We actually didn't see Gianluca til late that night (when we sat on the balcony drinking some of his homebrew and a beer from the brewery he'd worked for in Spain).  He was super (and unnecessarily) apologetic about not spending that much time with us, and ended up driving us around on a tour of the coast north of Catania the next day.

This included a trip to the incredibly cute holiday village of Mazzaro which sits perched between a beautiful little rocky beach and island below and towering cliffs that plunged down into the sea from above.  After a walk round the beach and island in the bay below town we climbed up stairs and stairs and stairs and stairs to the top of the cliffs and the town of Taormina at their top.


Taormina is one of Sicily's tourism gems.  Its streets of worn-smooth cobbles are lined with Renaissance residences, churches and even synagogues.  It's got a fabulous Roman theatre as well. And it's jam packed with the tourists you'd expect in such a place.  Perhaps in part because of this, my two favourite things about Taormina were slightly offbeat ones:

First: A replica of a midget submarine that a local hero of the Italian Tenth Flotilla Frogman Commandos (that's sort of a composite literal/figurative translation of the name) piloted in WWII when he planted limpet mines on several British warships in the Alexandria harbour.

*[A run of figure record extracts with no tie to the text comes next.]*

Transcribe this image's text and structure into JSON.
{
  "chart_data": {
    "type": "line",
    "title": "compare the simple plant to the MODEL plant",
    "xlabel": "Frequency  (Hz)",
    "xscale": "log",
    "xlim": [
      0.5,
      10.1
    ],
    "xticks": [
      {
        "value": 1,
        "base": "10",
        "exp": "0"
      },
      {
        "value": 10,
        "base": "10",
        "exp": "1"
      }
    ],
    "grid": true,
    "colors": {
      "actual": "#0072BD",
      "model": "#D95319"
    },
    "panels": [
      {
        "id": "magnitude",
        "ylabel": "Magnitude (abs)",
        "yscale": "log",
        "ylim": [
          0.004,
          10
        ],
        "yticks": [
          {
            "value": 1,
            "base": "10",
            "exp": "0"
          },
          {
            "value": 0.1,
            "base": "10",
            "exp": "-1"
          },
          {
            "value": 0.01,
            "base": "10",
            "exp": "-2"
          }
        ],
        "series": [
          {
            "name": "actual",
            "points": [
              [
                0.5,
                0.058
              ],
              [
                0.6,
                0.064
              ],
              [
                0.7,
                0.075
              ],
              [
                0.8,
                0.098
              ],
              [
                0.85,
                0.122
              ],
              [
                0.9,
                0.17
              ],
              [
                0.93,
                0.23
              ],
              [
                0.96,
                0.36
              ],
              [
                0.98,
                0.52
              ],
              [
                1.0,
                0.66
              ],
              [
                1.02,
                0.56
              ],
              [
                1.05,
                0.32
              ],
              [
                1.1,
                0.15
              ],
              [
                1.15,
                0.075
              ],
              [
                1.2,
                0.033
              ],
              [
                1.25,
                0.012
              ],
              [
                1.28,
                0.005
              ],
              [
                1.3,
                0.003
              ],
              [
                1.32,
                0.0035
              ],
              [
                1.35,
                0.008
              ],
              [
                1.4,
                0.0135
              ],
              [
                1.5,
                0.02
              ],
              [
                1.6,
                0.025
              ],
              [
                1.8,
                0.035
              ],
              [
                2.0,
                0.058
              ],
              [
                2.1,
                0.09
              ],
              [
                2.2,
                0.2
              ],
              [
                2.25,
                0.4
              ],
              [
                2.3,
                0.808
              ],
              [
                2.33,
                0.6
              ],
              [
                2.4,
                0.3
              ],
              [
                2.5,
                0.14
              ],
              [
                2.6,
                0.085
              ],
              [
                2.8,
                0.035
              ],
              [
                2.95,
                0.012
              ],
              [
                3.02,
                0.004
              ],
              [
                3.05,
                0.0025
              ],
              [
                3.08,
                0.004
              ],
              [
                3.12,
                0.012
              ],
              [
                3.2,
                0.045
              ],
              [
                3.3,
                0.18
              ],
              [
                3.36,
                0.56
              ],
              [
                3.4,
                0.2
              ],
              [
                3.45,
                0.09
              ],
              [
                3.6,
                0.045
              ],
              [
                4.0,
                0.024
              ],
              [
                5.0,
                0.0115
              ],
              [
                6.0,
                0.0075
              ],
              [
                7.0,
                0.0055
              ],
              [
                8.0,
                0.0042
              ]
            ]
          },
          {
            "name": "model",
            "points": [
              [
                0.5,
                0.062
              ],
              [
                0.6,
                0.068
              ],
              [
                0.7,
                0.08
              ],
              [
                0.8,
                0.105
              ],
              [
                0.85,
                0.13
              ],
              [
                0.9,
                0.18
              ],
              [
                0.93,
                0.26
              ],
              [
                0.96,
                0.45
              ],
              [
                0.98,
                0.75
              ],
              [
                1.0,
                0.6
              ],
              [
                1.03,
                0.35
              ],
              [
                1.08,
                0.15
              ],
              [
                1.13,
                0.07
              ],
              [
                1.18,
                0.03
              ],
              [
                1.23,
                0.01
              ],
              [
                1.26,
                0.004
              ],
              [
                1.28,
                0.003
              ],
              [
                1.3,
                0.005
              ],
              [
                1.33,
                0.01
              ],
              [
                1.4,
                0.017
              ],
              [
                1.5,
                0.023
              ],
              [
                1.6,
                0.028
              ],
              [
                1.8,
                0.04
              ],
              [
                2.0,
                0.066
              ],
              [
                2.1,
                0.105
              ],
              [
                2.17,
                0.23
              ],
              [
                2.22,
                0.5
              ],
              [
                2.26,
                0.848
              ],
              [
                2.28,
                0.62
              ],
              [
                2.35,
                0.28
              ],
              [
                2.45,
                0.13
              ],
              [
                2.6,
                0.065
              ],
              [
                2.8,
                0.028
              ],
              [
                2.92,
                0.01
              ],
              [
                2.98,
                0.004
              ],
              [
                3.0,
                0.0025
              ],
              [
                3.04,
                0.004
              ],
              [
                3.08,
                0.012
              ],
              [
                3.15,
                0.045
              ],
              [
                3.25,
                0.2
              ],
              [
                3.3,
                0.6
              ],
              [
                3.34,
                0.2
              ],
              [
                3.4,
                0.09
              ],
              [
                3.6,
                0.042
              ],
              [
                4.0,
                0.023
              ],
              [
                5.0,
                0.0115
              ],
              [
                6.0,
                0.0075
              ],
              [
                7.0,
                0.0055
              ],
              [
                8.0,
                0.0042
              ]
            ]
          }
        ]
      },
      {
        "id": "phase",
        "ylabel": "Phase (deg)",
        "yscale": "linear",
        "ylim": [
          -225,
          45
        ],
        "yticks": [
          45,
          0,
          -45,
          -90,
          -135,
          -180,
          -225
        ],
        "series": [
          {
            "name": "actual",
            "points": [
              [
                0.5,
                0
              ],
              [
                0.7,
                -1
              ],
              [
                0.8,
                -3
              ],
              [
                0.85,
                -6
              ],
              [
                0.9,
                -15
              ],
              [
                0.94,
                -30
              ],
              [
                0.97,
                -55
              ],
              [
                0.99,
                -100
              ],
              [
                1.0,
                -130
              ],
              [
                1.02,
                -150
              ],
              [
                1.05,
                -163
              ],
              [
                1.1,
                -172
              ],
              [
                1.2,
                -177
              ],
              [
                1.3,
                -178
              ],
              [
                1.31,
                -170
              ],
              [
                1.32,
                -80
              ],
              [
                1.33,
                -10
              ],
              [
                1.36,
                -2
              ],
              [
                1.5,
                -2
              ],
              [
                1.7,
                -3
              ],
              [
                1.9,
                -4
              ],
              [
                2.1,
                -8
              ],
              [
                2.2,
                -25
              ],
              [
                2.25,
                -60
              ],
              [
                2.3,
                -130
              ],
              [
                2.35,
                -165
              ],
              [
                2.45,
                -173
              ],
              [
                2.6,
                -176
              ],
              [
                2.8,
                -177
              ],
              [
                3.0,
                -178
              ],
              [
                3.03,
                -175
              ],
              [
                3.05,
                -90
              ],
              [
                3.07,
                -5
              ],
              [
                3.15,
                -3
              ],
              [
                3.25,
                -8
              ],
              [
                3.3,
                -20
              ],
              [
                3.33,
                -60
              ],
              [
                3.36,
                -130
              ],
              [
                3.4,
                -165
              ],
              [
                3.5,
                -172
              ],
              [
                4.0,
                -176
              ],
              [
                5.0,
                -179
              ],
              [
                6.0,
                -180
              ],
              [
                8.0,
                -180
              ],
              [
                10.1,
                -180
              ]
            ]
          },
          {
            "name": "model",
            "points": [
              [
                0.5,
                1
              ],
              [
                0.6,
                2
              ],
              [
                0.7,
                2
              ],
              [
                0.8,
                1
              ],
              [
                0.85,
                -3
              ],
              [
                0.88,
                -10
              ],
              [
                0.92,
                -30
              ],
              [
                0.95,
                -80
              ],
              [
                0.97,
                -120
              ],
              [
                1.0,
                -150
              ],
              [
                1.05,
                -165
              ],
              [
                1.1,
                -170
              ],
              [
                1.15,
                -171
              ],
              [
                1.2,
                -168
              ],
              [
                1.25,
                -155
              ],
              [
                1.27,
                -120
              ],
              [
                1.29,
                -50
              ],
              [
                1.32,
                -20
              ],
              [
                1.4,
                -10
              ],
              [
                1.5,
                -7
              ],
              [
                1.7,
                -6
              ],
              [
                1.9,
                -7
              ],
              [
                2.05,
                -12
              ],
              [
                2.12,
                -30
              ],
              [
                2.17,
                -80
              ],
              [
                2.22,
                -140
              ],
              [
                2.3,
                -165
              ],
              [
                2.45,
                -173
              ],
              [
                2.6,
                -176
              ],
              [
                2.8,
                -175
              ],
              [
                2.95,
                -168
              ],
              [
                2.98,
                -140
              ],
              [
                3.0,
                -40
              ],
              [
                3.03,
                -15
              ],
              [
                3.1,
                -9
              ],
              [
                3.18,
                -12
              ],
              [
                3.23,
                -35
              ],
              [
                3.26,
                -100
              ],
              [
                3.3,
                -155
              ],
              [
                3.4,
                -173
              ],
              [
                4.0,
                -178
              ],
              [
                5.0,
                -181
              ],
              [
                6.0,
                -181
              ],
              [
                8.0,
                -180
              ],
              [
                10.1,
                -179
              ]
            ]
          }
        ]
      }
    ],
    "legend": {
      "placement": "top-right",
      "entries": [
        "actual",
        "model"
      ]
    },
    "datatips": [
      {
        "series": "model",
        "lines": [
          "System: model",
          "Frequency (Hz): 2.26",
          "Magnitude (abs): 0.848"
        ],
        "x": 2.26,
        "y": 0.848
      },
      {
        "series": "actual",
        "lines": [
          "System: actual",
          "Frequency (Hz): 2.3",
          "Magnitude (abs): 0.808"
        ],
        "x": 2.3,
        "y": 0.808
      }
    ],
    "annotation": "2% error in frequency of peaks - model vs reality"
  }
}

Second: an English couple who had just got married and whose guests were mingling and sipping drinks from a bar that they'd set up in the town's central square.  Meanwhile the bride and groom were having their photos taken, with their wedding photo shoot turning into a photo opportunity for hundreds of entirely unrelated tourists all around them, who in turn became the subject/background for several of the photos.






It was awesome to spend a good full day with Gianluca but come 16:00 we needed to be getting our train back to Palermo.  We had a very tasty meal and some more of his personally supplied beer (and homemade Patxaran liqueur!) at a friend's restaurant before he dropped us off at the station and we said our second (but hopefully not final) farewell.